Far to her left another voice called, and across the valley before her a figure ran toward that voice, wings extended as though to fly, feet seeming scarcely to move as they skimmed the grass. Two met; two danced. There were angels alive in the night. Treeci.
“Come!” He danced upon the hilltop, posed in glory, silver and black in the light of the moons, head back, caroling, bell sound on the hill, voice of joy. “Come!”
She ran toward him, panting now a little, wondering what marvelous festival this was, what occasion called the Treeci out into the night, remembering only then that it was Conjunction. Of course. A second celebration.
He turned, seeing her, eyes wide in their circles of feathers, wider yet as he realized who it was ascending the hill. “No,” he cried, a wounded sound. “No. No.”
What did he mean? She paused, puzzled at this denial, stopping short when he threatened her with widespread wings. She could see him clearly now, feathers on his abdomen spread wide to disclose a pulsing, swollen organ on the bare skin, black in the night, oozing silver. “No,” he begged.
She went toward him, her thighs sliding slickly, wetly on one another. “Neff? It’s Pamra. Neff?”
An agonized cry from him as he clasped her, his body beating against her, one thrust, two and three, breaking away only to close again, then away, this time really away to flee down the hillside faster than she could pursue him, no longer calling, now only crying, more like a child than an adult. She stared after him stupidly, brushing at the front of her cape, where the copious jet of sticky fluid clung, slowly, very slowly flushing as she realized what had happened, what she had been too preoccupied with her own feelings to see.
“Mating,” she whispered to herself, aghast. “It’s their mating time. Oh, by Potipur, but I’ve shamed him and myself.” Sudden tears burned hotter than her skin, and all at once she felt the cold.
She trudged homeward, a longer way than she could have imagined, trying various apologies in her head, how she would say it, how she would rectify the situation. Her cape stank of his juices, a smell as wild as the woods themselves. She would have to wash it. When she returned to the house, however, she could only fall into bed, leaving the cape where she dropped it beside the door.
She was wakened by Joy shaking her, shaking her, screaming at her. “What have you done, damn you, Pamra, what have you done?”
She sat up stupidly, drawing the blanket over her breasts as though against attack. “What … what do you mean?”
“Did you go out? Last night? You didn’t go out. Not with all the wine I gave you. You couldn’t have. No. You couldn’t have done that to him. He was my son, like my own son.”
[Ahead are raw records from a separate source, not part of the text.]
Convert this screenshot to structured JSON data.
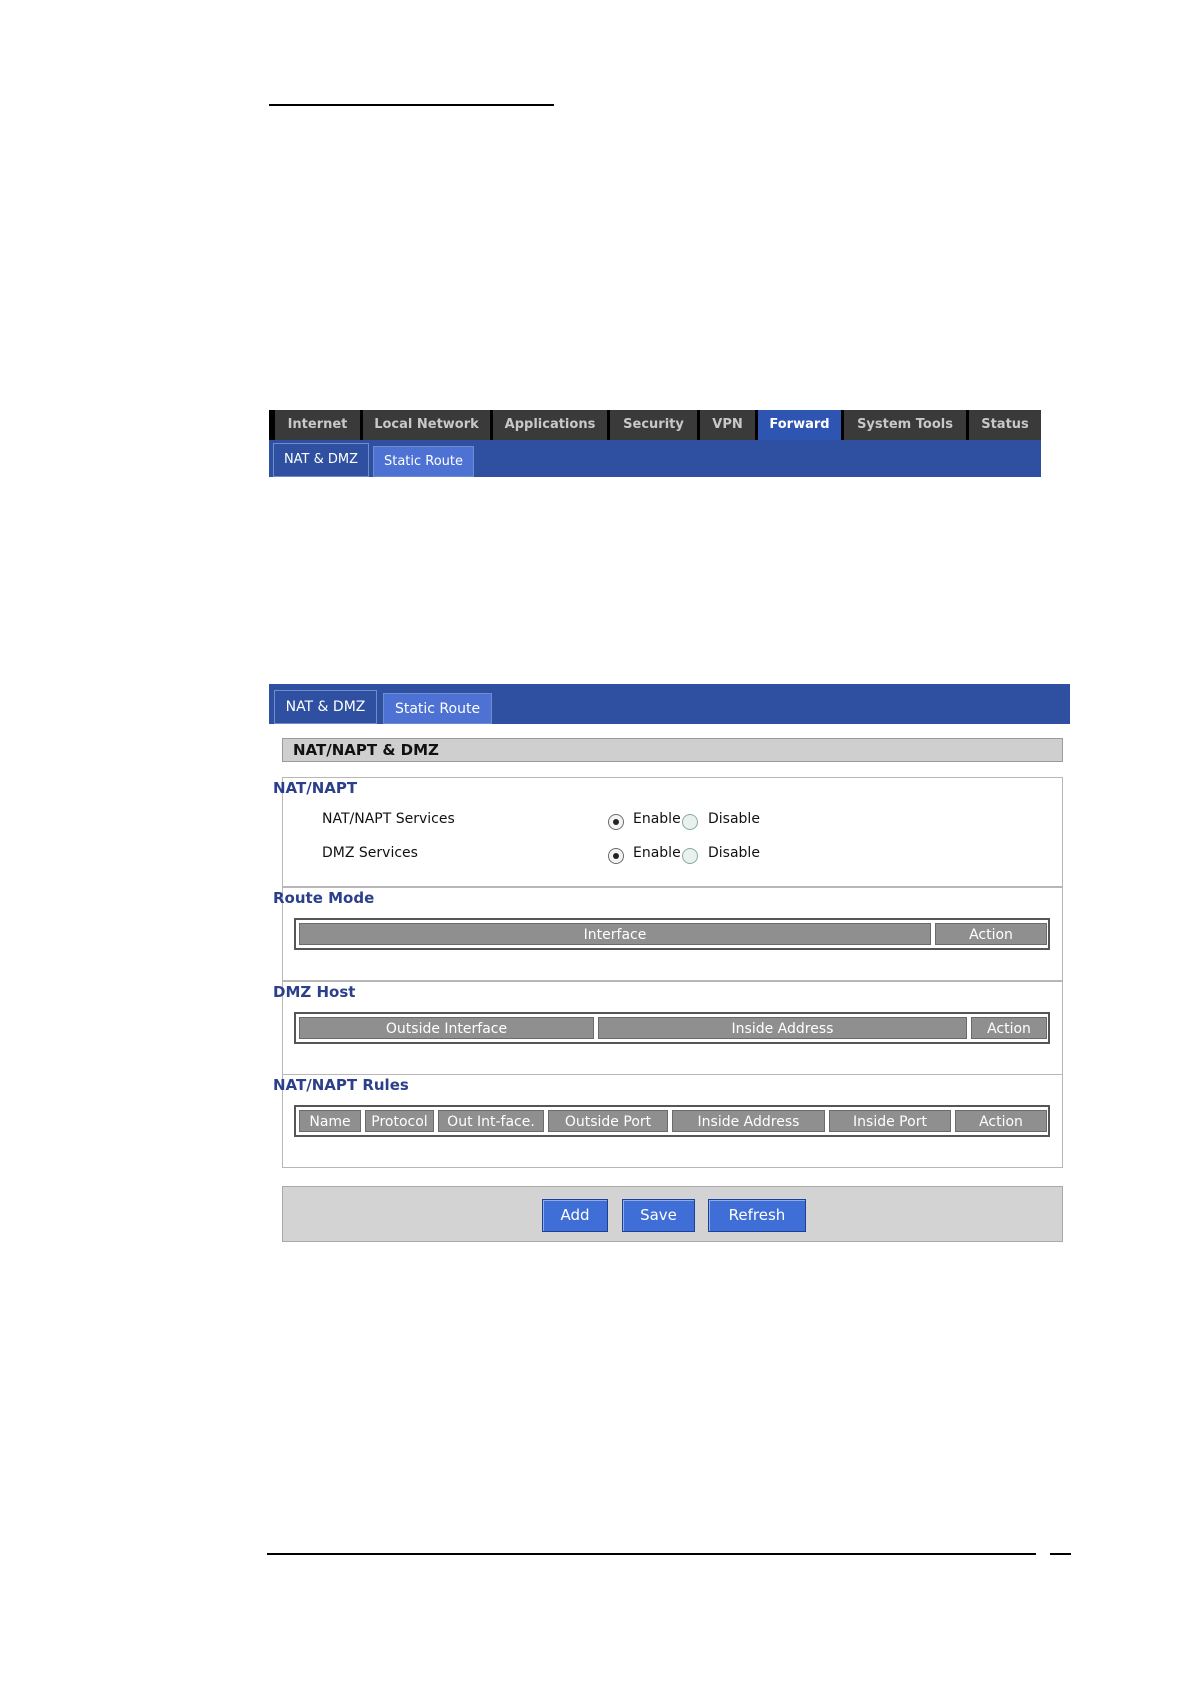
{
  "top_nav": {
    "tabs": [
      {
        "label": "Internet"
      },
      {
        "label": "Local Network"
      },
      {
        "label": "Applications"
      },
      {
        "label": "Security"
      },
      {
        "label": "VPN"
      },
      {
        "label": "Forward",
        "active": true
      },
      {
        "label": "System Tools"
      },
      {
        "label": "Status"
      }
    ],
    "subtabs": [
      {
        "label": "NAT & DMZ",
        "selected": true
      },
      {
        "label": "Static Route"
      }
    ]
  },
  "panel": {
    "subtabs": [
      {
        "label": "NAT & DMZ",
        "selected": true
      },
      {
        "label": "Static Route"
      }
    ],
    "section_title": "NAT/NAPT & DMZ",
    "nat_napt": {
      "title": "NAT/NAPT",
      "rows": [
        {
          "label": "NAT/NAPT Services",
          "enable_label": "Enable",
          "disable_label": "Disable",
          "value": "Enable"
        },
        {
          "label": "DMZ Services",
          "enable_label": "Enable",
          "disable_label": "Disable",
          "value": "Enable"
        }
      ]
    },
    "route_mode": {
      "title": "Route Mode",
      "columns": [
        "Interface",
        "Action"
      ]
    },
    "dmz_host": {
      "title": "DMZ Host",
      "columns": [
        "Outside Interface",
        "Inside Address",
        "Action"
      ]
    },
    "nat_rules": {
      "title": "NAT/NAPT Rules",
      "columns": [
        "Name",
        "Protocol",
        "Out Int-face.",
        "Outside Port",
        "Inside Address",
        "Inside Port",
        "Action"
      ]
    },
    "buttons": {
      "add": "Add",
      "save": "Save",
      "refresh": "Refresh"
    }
  },
  "colors": {
    "nav_blue": "#2f4fa0",
    "tab_active": "#2f55b3",
    "button_blue": "#3e6ed6",
    "header_grey": "#8f8f8f",
    "group_title": "#2b3f8a"
  }
}
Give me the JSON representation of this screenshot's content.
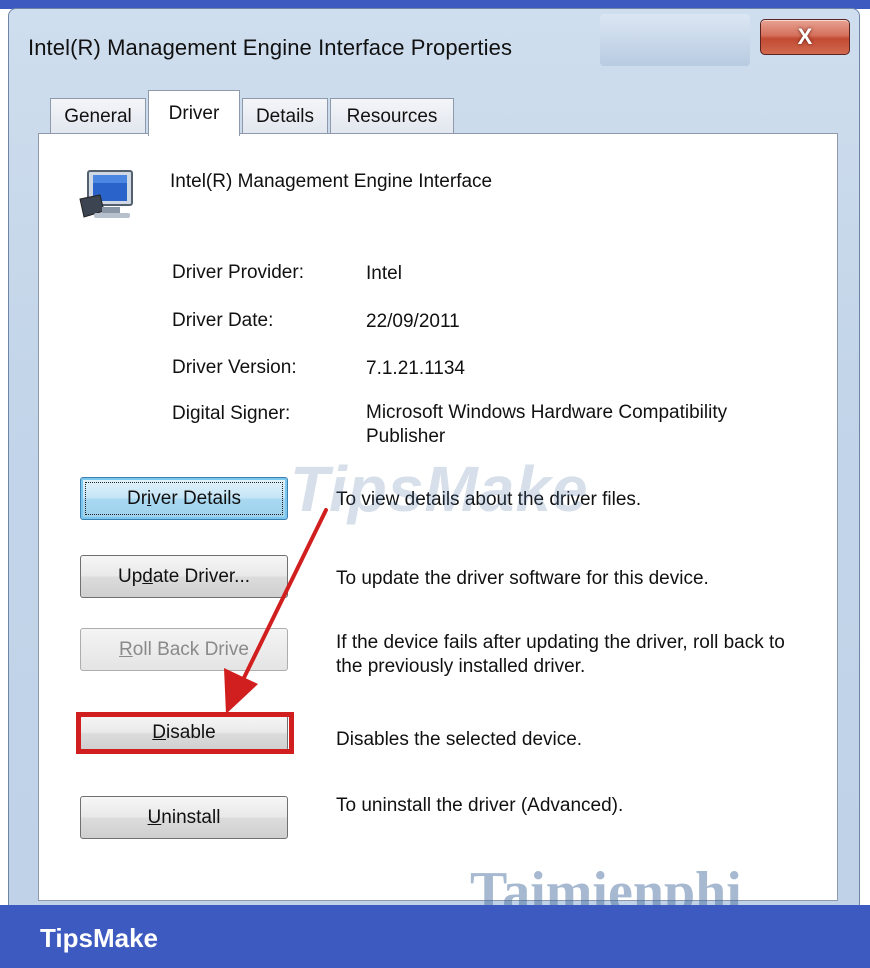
{
  "window": {
    "title": "Intel(R) Management Engine Interface  Properties",
    "close_glyph": "X"
  },
  "tabs": [
    {
      "label": "General"
    },
    {
      "label": "Driver"
    },
    {
      "label": "Details"
    },
    {
      "label": "Resources"
    }
  ],
  "active_tab": "Driver",
  "device": {
    "icon": "network-adapter-icon",
    "name": "Intel(R) Management Engine Interface"
  },
  "driver_info": [
    {
      "label": "Driver Provider:",
      "value": "Intel"
    },
    {
      "label": "Driver Date:",
      "value": "22/09/2011"
    },
    {
      "label": "Driver Version:",
      "value": "7.1.21.1134"
    },
    {
      "label": "Digital Signer:",
      "value": "Microsoft Windows Hardware Compatibility Publisher"
    }
  ],
  "actions": [
    {
      "pre": "Dr",
      "u": "i",
      "post": "ver Details",
      "desc": "To view details about the driver files."
    },
    {
      "pre": "Up",
      "u": "d",
      "post": "ate Driver...",
      "desc": "To update the driver software for this device."
    },
    {
      "pre": "",
      "u": "R",
      "post": "oll Back Drive",
      "desc": "If the device fails after updating the driver, roll back to the previously installed driver."
    },
    {
      "pre": "",
      "u": "D",
      "post": "isable",
      "desc": "Disables the selected device."
    },
    {
      "pre": "",
      "u": "U",
      "post": "ninstall",
      "desc": "To uninstall the driver (Advanced)."
    }
  ],
  "watermarks": {
    "middle": "TipsMake",
    "bottom": "Taimienphi"
  },
  "brand": "TipsMake",
  "colors": {
    "brand_bar": "#3d5ac0",
    "annotation_red": "#d11f1f"
  }
}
“I woke up.” Pamra cowered, trying to explain, still half-asleep. “I intruded. But I didn’t hurt him. I’m sorry. How in hell did you find out, anyhow?”
“I smelled it. Smelled it. On your cape. That smell. Oh, stupid, stupid, selfish, unhearing, unheeding stupid girl.” She was weeping too hard to talk, weeping herself away, out of the room, leaving Pamra to stare foolishly at the door. In the cot beside the bed, Lila made a sound of pain, a creaking agony. Pamra pressed her hands over her ears, willing not to hear it.
It was Bethne who came to her about noon. “Joy asked me, to have you pack up your things. Food in the cart. Stodder’ll help you take it down shore to the west end. Joy’d rather you weren’t here. Makes it too hard for her.”
“Bethne, I told her I was sorry. I didn’t mean to intrude. Where is Joy? Why doesn’t she tell me herself?”
“Look, girl, I’d have just thrown you out. I might have killed you. Didn’t she tell you not to talk to that Neff? I know she did. I heard her say so.”
“He thought of me as his sister. He said so. They can talk to their sisters.”
“Sure they talk to their sisters. That’s so their sisters recognize their voices and have the common decency to stay away from them on the night. You didn’t have the decency to listen to Joy, and you didn’t have the decency to stay away from him, either. Now he’s gone, wasted, all for nothing.”